Вот на это стоит обратить внимание. Нам неизвестно, откуда Ягодкин узнал про личное распоряжение Суслова, но можно смело утверждать – некие «негласные» люди были приставлены к Пикулю гораздо раньше. Перед написанием романа. Ведь в нем использовались грязные сплетни предреволюционных газет, воспоминания деятелей либеральной оппозиции, заговорщиков против царя. Но в СССР эти материалы были закрытыми! Хранились в «спецхранах» архивов и библиотек. Для обычного литератора, взявшегося за тему по собственной прихоти, получить доступ к ним было невозможно. Значит, имелись люди, обеспечившие Пикулю соответствующую подборку. Направившие его роман в «нужное» русло. В этом убеждают и некоторые другие работы Пикуля (как роман «Честь имею»), передавшие не просто старые сплетни, а сфальсифицированные, и именно масонские, версии исторических событий.
Все эти всплески «антицарской кампании» вызывали естественный шум в обществе, обсуждения, споры. Но кое-что осуществлялось бесшумно. Операция по уничтожению Дома Ипатьева в Свердловске – Екатеринбурге. До сих пор он никому не мешал. В 1920-е годы его отдали под общежитие студентов и квартиры для служащих. Потом в нем располагались то партийный архив, то музеи или другие учреждения. В подвал, где расправились с Царем и Его Близкими, устраивали экскурсии, в том числе для иностранных коммунистов. Там разрешали фотографироваться, а студенты даже устраивали в подвале самодеятельные спектакли. В 1974 году по инициативе Свердловского отделения общества охраны памятников истории и культуры Дому Ипатьева был присвоен статус «историко-революционного памятника всероссийского значения».
Но 26 июля 1975 года Андропов подал в ЦК секретную записку № 204-А, что «антисоветскими кругами на Западе периодически инспирируются различного рода пропагандистские кампании вокруг царской семьи Романовых, и в этой связи нередко упоминается большой особняк купца Ипатьева в г. Свердловске». Отмечалось, что «в последнее время Свердловск начали посещать зарубежные специалисты. В дальнейшем круг иностранцев может значительно расшириться, и дом Ипатьева станет объектом их серьезного внимания». В связи с этим было предложено решить вопрос о его сносе.
30 июля Политбюро приняло постановление одобрить предложение КГБ и «поручить Свердловскому Обкому КПСС решить вопрос о сносе особняка Ипатьева в порядке плановой реконструкции города». То же самое было утверждено постановлением ЦК от 4 августа. Брежнев в это время находился в отпуске. На заседаниях председательствовал и подписал постановление Суслов. Опять Суслов! В свое время друживший с родными Юровского, учившийся в Коммунистической Академии под началом Покровского, автора «записки Юровского». И как раз Суслов фактически возглавил операцию. А непосредственное руководство он поручил министру внутренних дел Щелокову. Командировал его в Свердловск под маркой проведения всесоюзного совещания работников милиции. Министр осмотрел Дом Ипатьева, приказал поднять материалы о цареубийстве из областного архива.
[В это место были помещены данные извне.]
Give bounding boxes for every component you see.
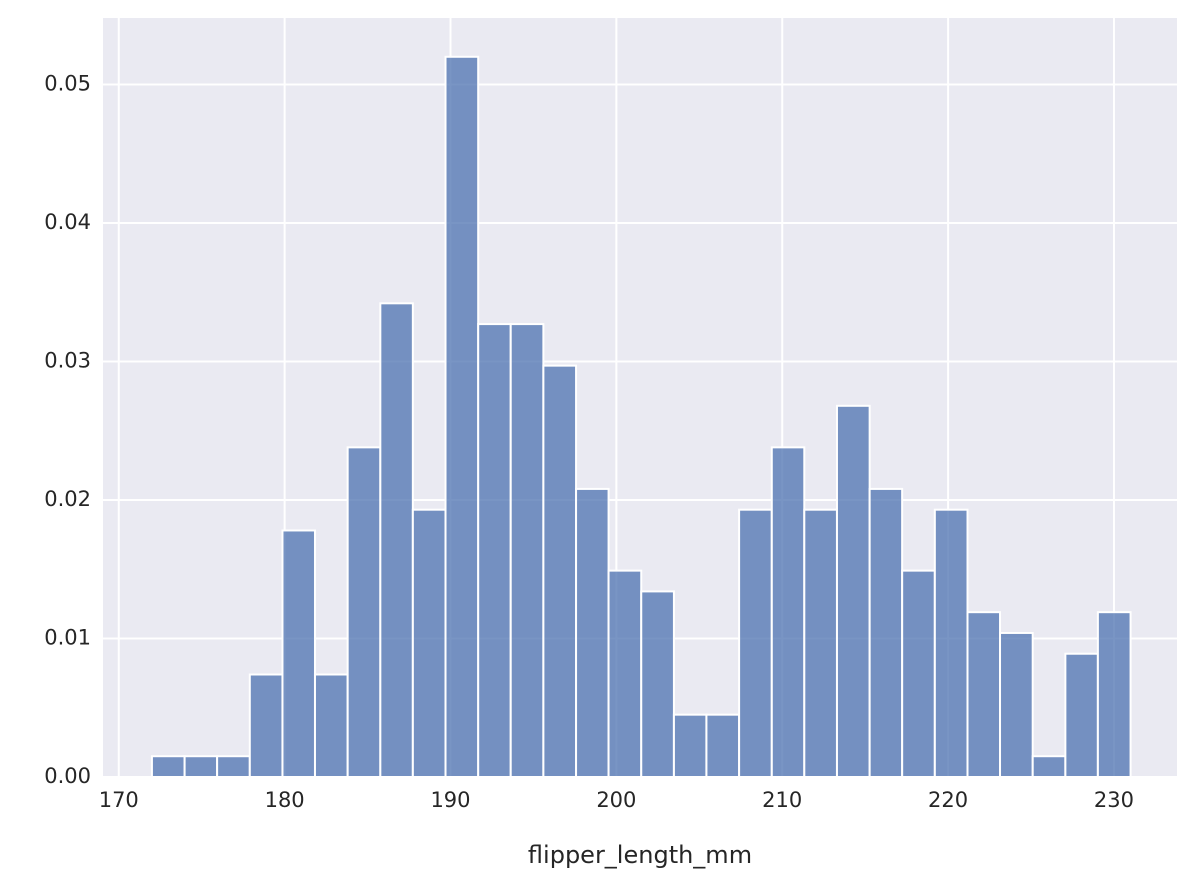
bar — [738, 508, 773, 778]
x-tick-label: 170 — [99, 788, 139, 812]
x-tick-label: 200 — [596, 788, 636, 812]
bar — [411, 508, 447, 778]
bar — [835, 404, 871, 778]
bar — [444, 55, 480, 779]
bar — [933, 508, 969, 778]
bar — [575, 487, 610, 778]
bar — [346, 446, 382, 778]
bar — [901, 569, 936, 779]
y-tick-label: 0.02 — [44, 487, 91, 511]
bar — [607, 569, 643, 779]
x-tick-label: 220 — [928, 788, 968, 812]
bar — [705, 713, 741, 778]
y-tick-label: 0.04 — [44, 210, 91, 234]
bar — [313, 673, 349, 779]
bar — [1096, 611, 1132, 778]
bar — [183, 755, 219, 778]
x-tick-label: 230 — [1094, 788, 1134, 812]
y-tick-label: 0.05 — [44, 71, 91, 95]
bar — [281, 529, 316, 778]
bar — [509, 323, 545, 778]
y-tick-label: 0.03 — [44, 348, 91, 372]
bar — [803, 508, 838, 778]
bar — [1064, 652, 1099, 778]
bar — [640, 590, 675, 778]
x-tick-label: 190 — [430, 788, 470, 812]
bar — [672, 713, 708, 778]
y-tick-label: 0.00 — [44, 764, 91, 788]
bar — [542, 364, 578, 778]
bar — [868, 487, 904, 778]
bar — [999, 631, 1034, 778]
x-axis-label: flipper_length_mm — [528, 841, 752, 869]
bar — [216, 755, 251, 778]
bar — [770, 446, 806, 778]
bar — [150, 755, 186, 778]
bar — [966, 611, 1002, 778]
x-tick-label: 180 — [265, 788, 305, 812]
x-tick-label: 210 — [762, 788, 802, 812]
bar — [477, 323, 512, 778]
bar — [379, 302, 414, 778]
y-tick-label: 0.01 — [44, 625, 91, 649]
bar — [1031, 755, 1067, 778]
bar — [248, 673, 284, 779]
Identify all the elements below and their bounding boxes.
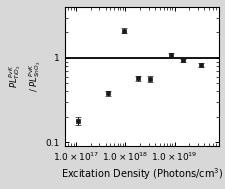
X-axis label: Excitation Density (Photons/cm$^3$): Excitation Density (Photons/cm$^3$) [61, 166, 222, 182]
Y-axis label: $PL_{TiO_2}^{PvK}$
/ $PL_{SnO_2}^{PvK}$: $PL_{TiO_2}^{PvK}$ / $PL_{SnO_2}^{PvK}$ [7, 61, 43, 92]
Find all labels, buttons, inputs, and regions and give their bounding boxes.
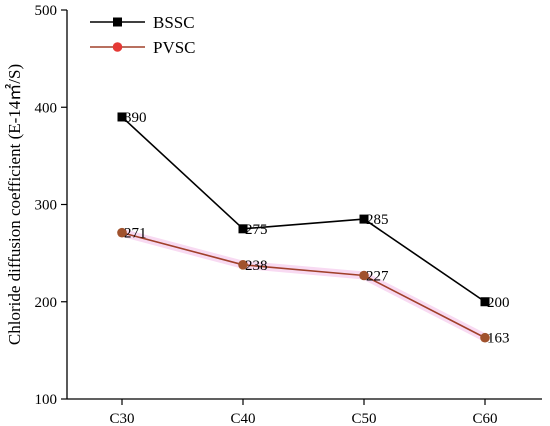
y-tick-label: 300: [35, 198, 58, 214]
axes: 100 200 300 400 500 C30 C40 C50 C60: [35, 3, 542, 426]
y-axis-title: Chloride diffusion coefficient (E-14㎡/S): [5, 64, 24, 345]
y-tick-label: 500: [35, 3, 58, 19]
legend-label: PVSC: [153, 38, 196, 57]
x-tick-label: C30: [109, 411, 134, 426]
x-ticks: C30 C40 C50 C60: [109, 399, 498, 426]
data-point: [117, 112, 127, 122]
legend-label: BSSC: [153, 13, 195, 32]
data-label: 227: [366, 268, 389, 284]
data-point: [238, 259, 248, 270]
legend-marker: [113, 17, 122, 27]
data-point: [359, 214, 369, 224]
legend-marker: [112, 42, 123, 52]
y-ticks: 100 200 300 400 500: [35, 3, 67, 408]
series-glow: [118, 228, 489, 342]
data-point: [238, 224, 248, 234]
data-label: 200: [487, 295, 510, 311]
y-tick-label: 400: [35, 100, 58, 116]
data-label: 163: [487, 331, 510, 347]
data-label: 275: [245, 222, 268, 238]
data-point: [480, 297, 490, 307]
series-line: [121, 231, 486, 339]
data-point: [359, 270, 369, 281]
data-point: [117, 227, 127, 238]
legend: BSSC PVSC: [90, 13, 196, 57]
y-tick-label: 200: [35, 295, 58, 311]
data-point: [480, 332, 490, 343]
x-tick-label: C60: [472, 411, 497, 426]
series-layer: 390 275 285 200 271 238 227 163: [117, 110, 510, 347]
x-tick-label: C50: [351, 411, 376, 426]
legend-item-bssc: BSSC: [90, 13, 195, 32]
x-tick-label: C40: [230, 411, 255, 426]
data-label: 238: [245, 258, 268, 274]
y-tick-label: 100: [35, 392, 58, 408]
series-bssc: 390 275 285 200: [117, 110, 510, 311]
series-pvsc: 271 238 227 163: [117, 226, 510, 347]
data-label: 390: [124, 110, 147, 126]
data-label: 271: [124, 226, 147, 242]
legend-item-pvsc: PVSC: [90, 38, 196, 57]
data-label: 285: [366, 212, 389, 228]
series-line: [121, 116, 486, 303]
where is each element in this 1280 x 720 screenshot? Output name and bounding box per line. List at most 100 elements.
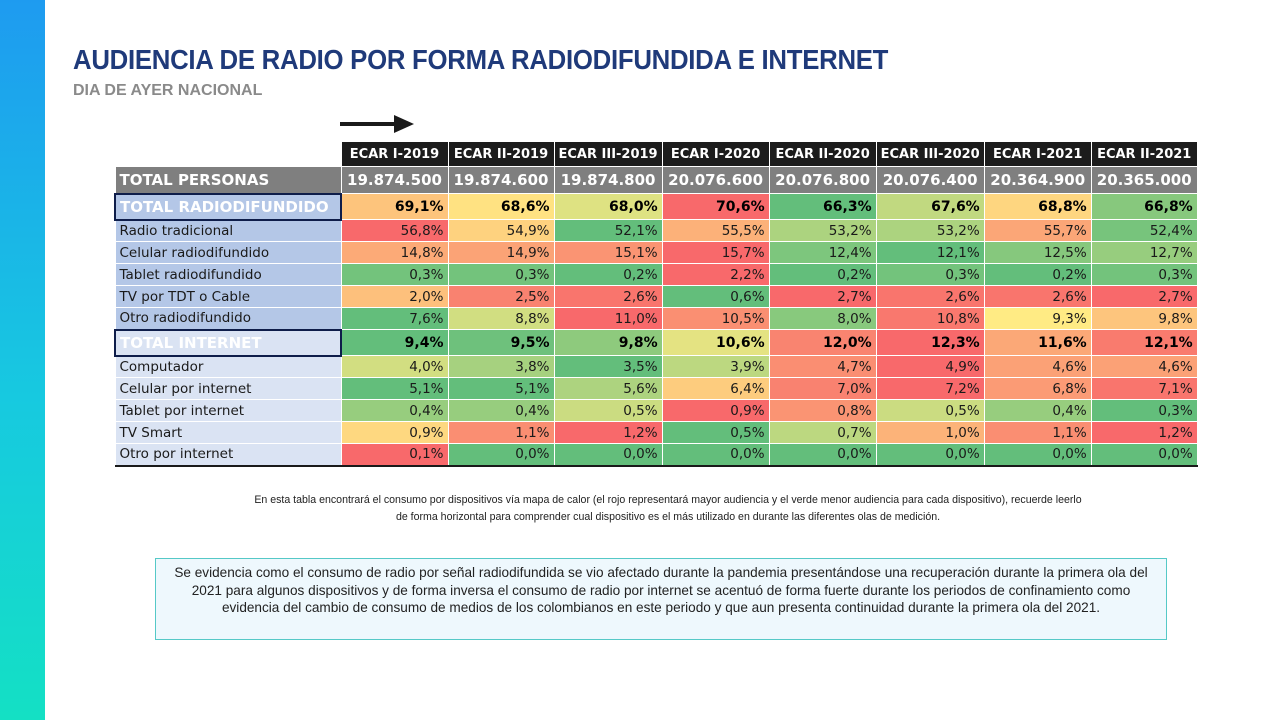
heat-cell: 9,4% [340,329,449,356]
heat-cell: 8,8% [447,307,555,330]
heat-cell: 10,5% [661,307,770,330]
heat-cell: 0,5% [661,421,770,444]
heat-cell: 2,7% [768,285,877,308]
side-gradient-bar [0,0,45,720]
heat-cell: 70,6% [661,193,770,220]
heat-cell: 20.365.000 [1090,166,1198,194]
heat-cell: 12,1% [1090,329,1198,356]
page-subtitle: DIA DE AYER NACIONAL [73,82,263,99]
heat-cell: 2,7% [1090,285,1198,308]
heat-cell: 2,6% [553,285,663,308]
row-label: Otro radiodifundido [114,307,342,330]
heat-cell: 2,0% [340,285,449,308]
column-header: ECAR II-2019 [447,141,555,167]
heat-cell: 5,1% [340,377,449,400]
device-row: Celular radiodifundido 14,8% 14,9% 15,1% 15,… [114,241,1198,264]
heat-cell: 11,6% [983,329,1092,356]
heat-cell: 0,0% [768,443,877,467]
heat-cell: 20.364.900 [983,166,1092,194]
heat-cell: 0,0% [1090,443,1198,467]
heat-cell: 7,1% [1090,377,1198,400]
heat-cell: 4,7% [768,355,877,378]
heat-cell: 11,0% [553,307,663,330]
column-header: ECAR I-2019 [340,141,449,167]
heat-cell: 0,8% [768,399,877,422]
heat-cell: 0,0% [447,443,555,467]
heat-cell: 0,3% [1090,263,1198,286]
total-personas-row: TOTAL PERSONAS 19.874.500 19.874.600 19.874… [114,166,1198,194]
heat-cell: 1,1% [983,421,1092,444]
heat-cell: 0,3% [340,263,449,286]
heat-cell: 0,2% [553,263,663,286]
heat-cell: 4,6% [1090,355,1198,378]
heat-cell: 0,0% [553,443,663,467]
heat-cell: 10,6% [661,329,770,356]
heat-cell: 5,1% [447,377,555,400]
heatmap-table: ECAR I-2019 ECAR II-2019 ECAR III-2019 ECAR… [114,141,1198,467]
group-total-row: TOTAL RADIODIFUNDIDO 69,1% 68,6% 68,0% 70,6%… [114,192,1198,221]
heat-cell: 3,9% [661,355,770,378]
row-label: Tablet radiodifundido [114,263,342,286]
heat-cell: 12,0% [768,329,877,356]
group-total-row: TOTAL INTERNET 9,4% 9,5% 9,8% 10,6% 12,0% 12,3… [114,328,1198,357]
heat-cell: 0,3% [1090,399,1198,422]
column-header: ECAR I-2021 [983,141,1092,167]
heat-cell: 52,1% [553,219,663,242]
table-footnote: En esta tabla encontrará el consumo por … [254,494,1082,523]
heat-cell: 1,0% [875,421,985,444]
heat-cell: 69,1% [340,193,449,220]
heat-cell: 54,9% [447,219,555,242]
heat-cell: 52,4% [1090,219,1198,242]
heat-cell: 20.076.800 [768,166,877,194]
row-label: TOTAL INTERNET [114,328,342,357]
heat-cell: 12,7% [1090,241,1198,264]
conclusion-text: Se evidencia como el consumo de radio po… [174,565,1148,615]
device-row: TV Smart 0,9% 1,1% 1,2% 0,5% 0,7% 1,0% 1,1% 1,2% [114,421,1198,444]
device-row: Otro radiodifundido 7,6% 8,8% 11,0% 10,5% 8,0… [114,307,1198,330]
heat-cell: 4,0% [340,355,449,378]
heat-cell: 6,4% [661,377,770,400]
heat-cell: 0,9% [661,399,770,422]
heat-cell: 12,1% [875,241,985,264]
heat-cell: 3,5% [553,355,663,378]
heat-cell: 0,0% [983,443,1092,467]
column-header-row: ECAR I-2019 ECAR II-2019 ECAR III-2019 ECAR… [115,141,1198,167]
column-header: ECAR III-2019 [553,141,663,167]
heat-cell: 9,5% [447,329,555,356]
column-header: ECAR III-2020 [875,141,985,167]
heat-cell: 6,8% [983,377,1092,400]
heat-cell: 0,4% [983,399,1092,422]
device-row: Tablet por internet 0,4% 0,4% 0,5% 0,9% 0,8% 0… [114,399,1198,422]
column-header: ECAR I-2020 [661,141,770,167]
device-row: Celular por internet 5,1% 5,1% 5,6% 6,4% 7,0%… [114,377,1198,400]
column-header: ECAR II-2021 [1090,141,1198,167]
row-label: TV Smart [114,421,342,444]
heat-cell: 0,5% [875,399,985,422]
conclusion-box: Se evidencia como el consumo de radio po… [155,558,1167,640]
row-label: Radio tradicional [114,219,342,242]
heat-cell: 0,3% [875,263,985,286]
heat-cell: 19.874.600 [447,166,555,194]
row-label: TOTAL PERSONAS [114,166,342,194]
heat-cell: 66,3% [768,193,877,220]
heat-cell: 14,9% [447,241,555,264]
heat-cell: 2,6% [875,285,985,308]
device-row: Computador 4,0% 3,8% 3,5% 3,9% 4,7% 4,9% 4,6% 4,… [114,355,1198,378]
heat-cell: 0,6% [661,285,770,308]
heat-cell: 0,2% [983,263,1092,286]
heat-cell: 8,0% [768,307,877,330]
heat-cell: 4,9% [875,355,985,378]
row-label: Tablet por internet [114,399,342,422]
device-row: Otro por internet 0,1% 0,0% 0,0% 0,0% 0,0% 0,0… [114,443,1198,467]
heat-cell: 9,8% [553,329,663,356]
heat-cell: 10,8% [875,307,985,330]
header-corner [115,142,341,167]
heat-cell: 0,3% [447,263,555,286]
heat-cell: 7,2% [875,377,985,400]
device-row: TV por TDT o Cable 2,0% 2,5% 2,6% 0,6% 2,7% 2,… [114,285,1198,308]
heat-cell: 66,8% [1090,193,1198,220]
heat-cell: 12,4% [768,241,877,264]
heat-cell: 4,6% [983,355,1092,378]
heat-cell: 56,8% [340,219,449,242]
right-arrow-icon [340,115,414,133]
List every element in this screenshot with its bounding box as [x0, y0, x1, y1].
Первым секретарем Свердловского обкома партии был Яков Рябов. Он вызвал председателя горисполкома Василия Гудкова. Сообщил о полученных распоряжениях. Оба понимали, что дело очень нечистое. Ссылка на интерес иностранцев была явно надуманной – Свердловск являлся сугубо «закрытым» городом, центром оборонной промышленности, и зарубежные гости сюда категорически не допускались. Местные начальники, как вспоминал Гудков, предположили, что ЮНЕСКО хочет объявить Дом Ипатьева охраняемым памятником истории, как Освенцим (чего даже в помине не было). Он и в СССР уже значился «историко-революционным памятником». Но ссылаться на постановление ЦК было нельзя из-за грифа секретности. Очевидно, и Щелоков провел нужные разъяснения. Дело требовалось изобразить как инициативу «снизу» местных властей.